Home Health & Hospice Week

Regulations:

HHAs STRUGGLE WITH ABN COMPLIANCE

Confusion abounds for notice application.

If you're finding it hard to understand and implement home health advance beneficiary notice procedures, you're not alone.

Home health agencies are stumped by HHABN scenarios time and time again, industry veterans report. That's even though months have passed since the Sept. 1 implementation date for the revised notices.

"Some staff still don't have the basics down pat," notes Burtonsville, MD-based health care attorney Elizabeth Hogue.

HHAs "are still feeling overwhelmed" more than three months into the new requirement, says consultant Judy Adams with LarsonAllen based in Charlotte, NC.

"Many providers struggle with the cumbersome instructions and interpretations for the HHABN," notes consultant Laura Gramenelles with Simione Consultants based in Hamden, CT. "It is difficult to learn all the nuances."
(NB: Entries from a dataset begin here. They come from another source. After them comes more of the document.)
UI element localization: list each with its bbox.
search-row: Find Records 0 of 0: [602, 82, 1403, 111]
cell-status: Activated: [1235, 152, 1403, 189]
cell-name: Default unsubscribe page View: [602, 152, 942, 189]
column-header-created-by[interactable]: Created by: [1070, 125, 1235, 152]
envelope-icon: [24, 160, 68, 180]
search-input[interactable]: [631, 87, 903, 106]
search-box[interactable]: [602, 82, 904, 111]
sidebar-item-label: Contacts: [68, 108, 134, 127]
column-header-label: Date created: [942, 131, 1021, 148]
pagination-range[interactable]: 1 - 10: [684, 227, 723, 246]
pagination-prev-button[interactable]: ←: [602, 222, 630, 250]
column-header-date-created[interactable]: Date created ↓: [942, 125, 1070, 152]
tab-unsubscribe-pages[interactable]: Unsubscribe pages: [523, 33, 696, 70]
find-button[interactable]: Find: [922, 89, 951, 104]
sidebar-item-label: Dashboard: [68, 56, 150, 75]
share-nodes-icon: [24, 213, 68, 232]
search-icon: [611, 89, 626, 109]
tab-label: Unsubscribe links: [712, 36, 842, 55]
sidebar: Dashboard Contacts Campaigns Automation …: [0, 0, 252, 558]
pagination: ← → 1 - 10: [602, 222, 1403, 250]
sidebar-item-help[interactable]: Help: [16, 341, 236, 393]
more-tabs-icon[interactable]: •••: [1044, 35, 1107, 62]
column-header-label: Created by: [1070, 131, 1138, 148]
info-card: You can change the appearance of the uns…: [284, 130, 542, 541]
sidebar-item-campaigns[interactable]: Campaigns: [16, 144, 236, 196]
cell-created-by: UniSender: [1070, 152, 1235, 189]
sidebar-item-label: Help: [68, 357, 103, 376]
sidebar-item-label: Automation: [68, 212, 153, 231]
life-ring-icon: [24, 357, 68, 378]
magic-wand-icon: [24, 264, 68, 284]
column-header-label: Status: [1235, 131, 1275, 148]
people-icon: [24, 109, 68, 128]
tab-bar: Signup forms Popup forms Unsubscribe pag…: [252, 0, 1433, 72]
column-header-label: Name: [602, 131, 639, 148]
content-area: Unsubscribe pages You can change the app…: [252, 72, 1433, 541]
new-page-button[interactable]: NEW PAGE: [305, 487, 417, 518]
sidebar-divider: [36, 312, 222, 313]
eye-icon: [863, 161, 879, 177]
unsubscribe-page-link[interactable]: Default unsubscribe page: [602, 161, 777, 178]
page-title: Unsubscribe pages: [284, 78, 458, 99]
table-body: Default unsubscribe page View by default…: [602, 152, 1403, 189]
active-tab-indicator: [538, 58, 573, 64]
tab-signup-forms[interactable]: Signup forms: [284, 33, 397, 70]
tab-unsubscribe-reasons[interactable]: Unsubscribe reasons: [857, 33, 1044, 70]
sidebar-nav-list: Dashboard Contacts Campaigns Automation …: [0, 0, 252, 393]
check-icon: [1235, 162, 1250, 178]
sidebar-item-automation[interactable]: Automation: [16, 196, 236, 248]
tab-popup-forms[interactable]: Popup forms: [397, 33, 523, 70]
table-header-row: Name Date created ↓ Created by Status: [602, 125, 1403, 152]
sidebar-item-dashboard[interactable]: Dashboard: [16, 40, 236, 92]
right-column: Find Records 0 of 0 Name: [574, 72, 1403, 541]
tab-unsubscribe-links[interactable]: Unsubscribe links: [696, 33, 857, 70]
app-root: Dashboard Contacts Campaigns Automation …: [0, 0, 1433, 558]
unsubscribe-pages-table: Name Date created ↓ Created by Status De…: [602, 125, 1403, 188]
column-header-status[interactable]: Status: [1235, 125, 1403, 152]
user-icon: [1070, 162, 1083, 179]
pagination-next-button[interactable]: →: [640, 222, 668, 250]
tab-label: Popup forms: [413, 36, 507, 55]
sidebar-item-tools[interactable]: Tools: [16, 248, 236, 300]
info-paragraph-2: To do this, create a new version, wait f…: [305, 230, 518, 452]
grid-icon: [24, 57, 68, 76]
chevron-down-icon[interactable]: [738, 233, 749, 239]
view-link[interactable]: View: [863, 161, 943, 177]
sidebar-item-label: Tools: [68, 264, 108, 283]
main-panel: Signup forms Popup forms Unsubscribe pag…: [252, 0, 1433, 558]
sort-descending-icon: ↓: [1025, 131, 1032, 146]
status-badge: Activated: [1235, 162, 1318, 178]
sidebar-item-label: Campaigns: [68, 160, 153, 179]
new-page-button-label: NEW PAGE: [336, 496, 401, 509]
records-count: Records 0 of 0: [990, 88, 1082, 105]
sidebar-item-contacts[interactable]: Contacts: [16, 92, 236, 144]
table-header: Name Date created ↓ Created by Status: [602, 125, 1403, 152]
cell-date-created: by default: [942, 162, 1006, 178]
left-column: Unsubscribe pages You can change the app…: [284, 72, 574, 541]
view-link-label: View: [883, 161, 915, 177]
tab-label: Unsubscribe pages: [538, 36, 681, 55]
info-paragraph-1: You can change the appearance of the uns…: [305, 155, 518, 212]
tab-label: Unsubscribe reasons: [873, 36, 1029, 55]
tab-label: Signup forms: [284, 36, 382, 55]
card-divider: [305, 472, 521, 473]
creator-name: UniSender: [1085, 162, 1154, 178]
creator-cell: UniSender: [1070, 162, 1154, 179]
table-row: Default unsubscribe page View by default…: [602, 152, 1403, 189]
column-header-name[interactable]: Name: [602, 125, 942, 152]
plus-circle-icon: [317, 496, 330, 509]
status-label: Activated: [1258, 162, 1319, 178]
Providers are finding it hard to comply with ABN rules when those rules are "muddy," says attorney Robert Markette, Jr. with Gilliland, Markette & Milligan in Indianapolis. Markette blames unclear instructions for the confusion.

Clients of consultant Pam Warmack with Clinic Connections in Ruston, LA are struggling with ABN application, she tells Eli. "Between the HHABN and Expedited Review Notices, the clinicians are continually scratching their heads to determine what [the Centers for Medicare & Medicaid Services] expects of them."

Staff Education Not Cutting It

A main ABN problem: Agency management are having problems getting staff to implement the notices correctly. Some managers "are very frustrated because field staff just aren't complying with the requirements," despite new policies and procedures and appropriate education, Hogue relates. Some staff "are not even making an effort to comply because they really don't understand."

HHA executives find it difficult to learn the ins and outs of the HHABNs themselves, let alone teach it to field staff and make sure they are able to deliver the HHABN correctly, Gramenelles says.

Staff are finding it hard to understand when to use the ABN, particularly regarding reductions in care and physicians' orders, experts say. Confusion between expedited review notices and ABNs is another common problem.

Make A Good Faith Effort

Agencies won't get in trouble for furnishing an ABN when it wasn't necessary, but authorities could find them out of compliance for not giving an ABN when it was required, Markette notes. With that in the mind, agencies could decide to furnish the notices whenever there is a possibility that it may be necessary.

Not so fast: But providers also have to be practical and keep their unnecessary costs down, Markette points out. That means limiting ABN issuances to those that are mandatory.

And agencies haven't seen a big regulatory crackdown on the ABN issue yet, Markette points out. "No one is getting cited."

At this point, it appears that as long as you are making a good faith effort to issue notices when they're required, you probably won't get dinged on your survey, Markette observes. Once surveyors start enforcing ABN requirements more strictly, agencies may have to tighten up their own policies and procedures regarding the notices, he expects.

Keep an eye out: Markette is hoping for further guidance on ABNs, perhaps via more Q&As, from CMS. "We've gone three months with no additional guidance," he points out.